Bright-colored nylon tents were slowly overtaking the field beside the parking lot. I had been in the car for four hours and, as I arced into a space and turned the ignition off, I reached into my overnight bag and tugged out a clean shirt. In between taking one off and putting the other on I looked out the passenger window and saw a young man smiling at me. I shrugged, like hey, this happens everyday.
The everyday ahead was a mystery. Volunteering for 18 Reasons had become a favorite pastime and this special dinner on the wineries grounds was to become a highlight. There would be dozens of chefs, guests, art installations, bands and more. And, at the end of the night I would sleep in my tent on a field of vineyards, under a sky of stars.
My campground for the night at Scribe Winery.
There was a quick, informal meeting for the volunteers lead by the owners, two gape-worthy brothers with long brown hair stuffed hastily into ponytails: Andrew and Adam Mariani. I was put to work immediately in the outdoor kitchen. It had a pizza oven, a high wooden staging area and an outdoor sink. “Do anything they ask,” the organizer said as he set me up with an apron and a glass for water. Later the same glass would be put to work filling me up with wine poured from taps.
“You know how to work a mandolin?” someone asked. I nodded my head, of course. “Okay. Slice these guys very, very thin,” he told me. “Got it?”
I stood at the table slicing yellow and green crookneck squash into delicate ribbons. The chef took the filled metal bowl and his fingers dipped into an open bowl of salt. Poised over the bowl he rubbed his fingers together over the squash, dropping the salt like the first dusting of winter. Later he added lemon and olive oil and turned it into a salad.
The outdoor kitchen, a mix of make shift and permanent, at Scribe Winery.

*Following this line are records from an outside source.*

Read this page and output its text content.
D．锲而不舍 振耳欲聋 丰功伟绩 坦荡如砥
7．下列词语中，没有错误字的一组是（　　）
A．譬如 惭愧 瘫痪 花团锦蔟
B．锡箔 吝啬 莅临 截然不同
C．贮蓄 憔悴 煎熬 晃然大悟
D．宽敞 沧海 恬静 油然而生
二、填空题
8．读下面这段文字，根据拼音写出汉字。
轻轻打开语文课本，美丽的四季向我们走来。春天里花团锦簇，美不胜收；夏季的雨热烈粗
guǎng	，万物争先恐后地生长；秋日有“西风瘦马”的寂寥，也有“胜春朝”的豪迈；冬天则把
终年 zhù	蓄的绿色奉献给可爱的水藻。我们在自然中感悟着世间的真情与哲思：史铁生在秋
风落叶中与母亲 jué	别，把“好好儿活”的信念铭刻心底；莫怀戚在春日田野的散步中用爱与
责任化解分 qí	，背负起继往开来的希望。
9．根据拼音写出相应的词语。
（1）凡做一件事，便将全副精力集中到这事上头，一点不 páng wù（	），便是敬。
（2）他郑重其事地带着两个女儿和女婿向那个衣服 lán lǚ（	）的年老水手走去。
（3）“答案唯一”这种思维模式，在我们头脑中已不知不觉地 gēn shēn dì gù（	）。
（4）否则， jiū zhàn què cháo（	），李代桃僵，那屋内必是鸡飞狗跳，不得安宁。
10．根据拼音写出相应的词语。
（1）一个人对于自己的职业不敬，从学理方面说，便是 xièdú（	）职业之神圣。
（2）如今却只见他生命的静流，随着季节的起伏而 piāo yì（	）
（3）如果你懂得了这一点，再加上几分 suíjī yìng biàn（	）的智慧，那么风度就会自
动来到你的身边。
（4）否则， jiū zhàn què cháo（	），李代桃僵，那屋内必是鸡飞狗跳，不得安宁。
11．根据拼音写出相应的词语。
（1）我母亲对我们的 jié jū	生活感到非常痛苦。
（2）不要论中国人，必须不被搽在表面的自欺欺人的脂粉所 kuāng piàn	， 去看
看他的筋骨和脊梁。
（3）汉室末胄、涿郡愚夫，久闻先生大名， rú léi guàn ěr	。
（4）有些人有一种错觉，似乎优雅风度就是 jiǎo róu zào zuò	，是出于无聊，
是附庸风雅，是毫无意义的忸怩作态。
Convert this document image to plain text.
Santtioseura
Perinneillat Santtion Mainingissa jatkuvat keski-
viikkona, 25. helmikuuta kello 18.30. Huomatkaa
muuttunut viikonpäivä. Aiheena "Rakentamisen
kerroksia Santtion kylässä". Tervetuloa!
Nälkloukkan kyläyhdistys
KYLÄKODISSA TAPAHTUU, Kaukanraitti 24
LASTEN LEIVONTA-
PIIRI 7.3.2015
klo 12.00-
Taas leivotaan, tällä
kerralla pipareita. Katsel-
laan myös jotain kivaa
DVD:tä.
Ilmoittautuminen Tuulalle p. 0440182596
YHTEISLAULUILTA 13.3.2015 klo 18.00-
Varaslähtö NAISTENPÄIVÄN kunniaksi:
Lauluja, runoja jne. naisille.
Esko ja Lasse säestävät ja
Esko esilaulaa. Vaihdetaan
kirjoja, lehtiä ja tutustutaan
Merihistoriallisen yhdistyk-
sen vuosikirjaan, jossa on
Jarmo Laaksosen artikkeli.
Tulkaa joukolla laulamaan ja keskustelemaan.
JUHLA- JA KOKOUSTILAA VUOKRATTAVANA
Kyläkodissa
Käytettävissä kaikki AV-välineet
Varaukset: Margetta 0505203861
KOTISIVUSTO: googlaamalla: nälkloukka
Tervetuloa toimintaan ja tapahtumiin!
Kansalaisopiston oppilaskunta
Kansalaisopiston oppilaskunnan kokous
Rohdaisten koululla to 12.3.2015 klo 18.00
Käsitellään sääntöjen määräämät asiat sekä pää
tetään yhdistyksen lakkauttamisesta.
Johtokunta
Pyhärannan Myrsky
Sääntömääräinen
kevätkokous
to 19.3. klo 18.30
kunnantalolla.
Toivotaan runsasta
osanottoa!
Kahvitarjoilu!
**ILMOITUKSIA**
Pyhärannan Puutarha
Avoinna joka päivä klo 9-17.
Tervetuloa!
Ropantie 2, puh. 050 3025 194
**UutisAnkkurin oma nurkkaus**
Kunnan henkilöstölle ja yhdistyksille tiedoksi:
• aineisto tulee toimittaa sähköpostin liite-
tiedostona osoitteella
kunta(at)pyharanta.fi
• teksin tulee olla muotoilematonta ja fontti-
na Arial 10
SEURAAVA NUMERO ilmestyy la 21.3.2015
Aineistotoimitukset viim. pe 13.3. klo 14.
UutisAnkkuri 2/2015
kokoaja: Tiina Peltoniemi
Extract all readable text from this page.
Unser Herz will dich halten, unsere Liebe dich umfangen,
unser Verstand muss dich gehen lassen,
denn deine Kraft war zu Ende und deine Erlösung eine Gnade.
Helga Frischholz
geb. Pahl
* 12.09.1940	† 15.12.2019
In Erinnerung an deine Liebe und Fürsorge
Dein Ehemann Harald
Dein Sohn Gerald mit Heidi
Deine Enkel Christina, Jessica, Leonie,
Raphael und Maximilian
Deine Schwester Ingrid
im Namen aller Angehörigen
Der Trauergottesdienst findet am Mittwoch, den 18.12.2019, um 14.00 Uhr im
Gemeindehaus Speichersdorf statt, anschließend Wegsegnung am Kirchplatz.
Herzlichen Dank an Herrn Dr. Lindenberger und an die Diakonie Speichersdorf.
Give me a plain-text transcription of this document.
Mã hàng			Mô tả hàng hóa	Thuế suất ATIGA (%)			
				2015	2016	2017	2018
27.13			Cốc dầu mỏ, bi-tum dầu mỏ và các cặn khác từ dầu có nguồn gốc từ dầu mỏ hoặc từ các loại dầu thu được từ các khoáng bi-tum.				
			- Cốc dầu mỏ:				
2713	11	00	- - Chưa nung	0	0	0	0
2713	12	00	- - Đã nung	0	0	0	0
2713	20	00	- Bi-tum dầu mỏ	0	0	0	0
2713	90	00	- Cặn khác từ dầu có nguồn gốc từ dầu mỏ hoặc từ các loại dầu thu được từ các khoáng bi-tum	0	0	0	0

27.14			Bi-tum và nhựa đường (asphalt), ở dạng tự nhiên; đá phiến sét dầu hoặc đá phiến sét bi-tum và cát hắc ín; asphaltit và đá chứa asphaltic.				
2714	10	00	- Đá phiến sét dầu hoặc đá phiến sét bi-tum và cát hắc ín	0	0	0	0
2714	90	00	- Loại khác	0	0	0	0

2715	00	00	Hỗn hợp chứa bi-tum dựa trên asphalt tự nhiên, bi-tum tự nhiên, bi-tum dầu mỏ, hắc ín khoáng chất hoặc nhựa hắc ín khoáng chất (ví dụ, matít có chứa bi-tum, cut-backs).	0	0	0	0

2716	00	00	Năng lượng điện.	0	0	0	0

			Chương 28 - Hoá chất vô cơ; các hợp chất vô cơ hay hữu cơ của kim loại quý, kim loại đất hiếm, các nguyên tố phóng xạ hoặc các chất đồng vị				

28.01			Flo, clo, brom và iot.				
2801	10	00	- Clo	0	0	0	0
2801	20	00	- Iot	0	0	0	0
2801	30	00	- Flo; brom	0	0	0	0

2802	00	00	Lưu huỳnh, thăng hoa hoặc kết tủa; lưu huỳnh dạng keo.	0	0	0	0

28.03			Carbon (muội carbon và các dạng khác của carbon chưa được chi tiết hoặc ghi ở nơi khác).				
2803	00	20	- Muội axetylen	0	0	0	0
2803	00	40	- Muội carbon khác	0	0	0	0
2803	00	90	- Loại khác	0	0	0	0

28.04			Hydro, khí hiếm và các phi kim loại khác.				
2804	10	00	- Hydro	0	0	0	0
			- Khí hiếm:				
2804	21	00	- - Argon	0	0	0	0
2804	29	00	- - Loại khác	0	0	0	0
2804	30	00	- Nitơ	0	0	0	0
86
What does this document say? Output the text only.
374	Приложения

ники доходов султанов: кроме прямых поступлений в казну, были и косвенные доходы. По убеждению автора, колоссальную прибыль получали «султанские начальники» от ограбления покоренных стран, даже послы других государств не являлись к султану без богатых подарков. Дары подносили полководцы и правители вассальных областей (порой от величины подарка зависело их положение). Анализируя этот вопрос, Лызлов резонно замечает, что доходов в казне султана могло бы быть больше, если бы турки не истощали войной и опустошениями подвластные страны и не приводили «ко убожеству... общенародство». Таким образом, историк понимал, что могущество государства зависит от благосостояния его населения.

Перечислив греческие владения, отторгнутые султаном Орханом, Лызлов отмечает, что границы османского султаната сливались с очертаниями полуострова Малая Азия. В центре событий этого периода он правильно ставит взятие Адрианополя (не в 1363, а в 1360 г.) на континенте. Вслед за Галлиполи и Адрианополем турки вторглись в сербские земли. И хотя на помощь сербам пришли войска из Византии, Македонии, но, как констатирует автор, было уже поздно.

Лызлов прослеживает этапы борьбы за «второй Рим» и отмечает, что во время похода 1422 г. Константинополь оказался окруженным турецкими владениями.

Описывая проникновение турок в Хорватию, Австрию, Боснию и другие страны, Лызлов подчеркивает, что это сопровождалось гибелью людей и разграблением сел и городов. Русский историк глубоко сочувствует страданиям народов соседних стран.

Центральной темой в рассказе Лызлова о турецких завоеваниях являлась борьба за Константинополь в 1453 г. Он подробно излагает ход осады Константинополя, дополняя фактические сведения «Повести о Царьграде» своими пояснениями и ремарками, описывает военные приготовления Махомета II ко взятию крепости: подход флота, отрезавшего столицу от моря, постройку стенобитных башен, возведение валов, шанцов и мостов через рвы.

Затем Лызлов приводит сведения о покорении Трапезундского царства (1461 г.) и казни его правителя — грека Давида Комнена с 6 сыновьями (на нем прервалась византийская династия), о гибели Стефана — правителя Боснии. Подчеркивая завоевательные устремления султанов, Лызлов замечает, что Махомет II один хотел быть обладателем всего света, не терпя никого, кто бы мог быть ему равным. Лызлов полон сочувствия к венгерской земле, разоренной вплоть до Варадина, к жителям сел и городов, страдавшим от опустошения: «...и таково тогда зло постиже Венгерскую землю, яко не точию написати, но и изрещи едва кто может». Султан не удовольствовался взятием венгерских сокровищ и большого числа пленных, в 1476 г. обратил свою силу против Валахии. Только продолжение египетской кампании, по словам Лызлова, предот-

The light outside slowly faded from bright to hazy. When dusk hit the mood became electric. I chopped, I washed, I cut, I cleaned, and I refilled the wine glasses of the chefs when needed. The pizza oven was roaring and the chefs began slinging pizzas into the orange flames. They spun the pizzas, moved them around along the back edge and kept it almost in constant motion. I watched and asked questions. Sometimes they would pull a pizza out just before it was done and crack an egg on top and put it back in.
“You want to try?” one of the chefs asked. The next thing I knew I had a paddle in my hand.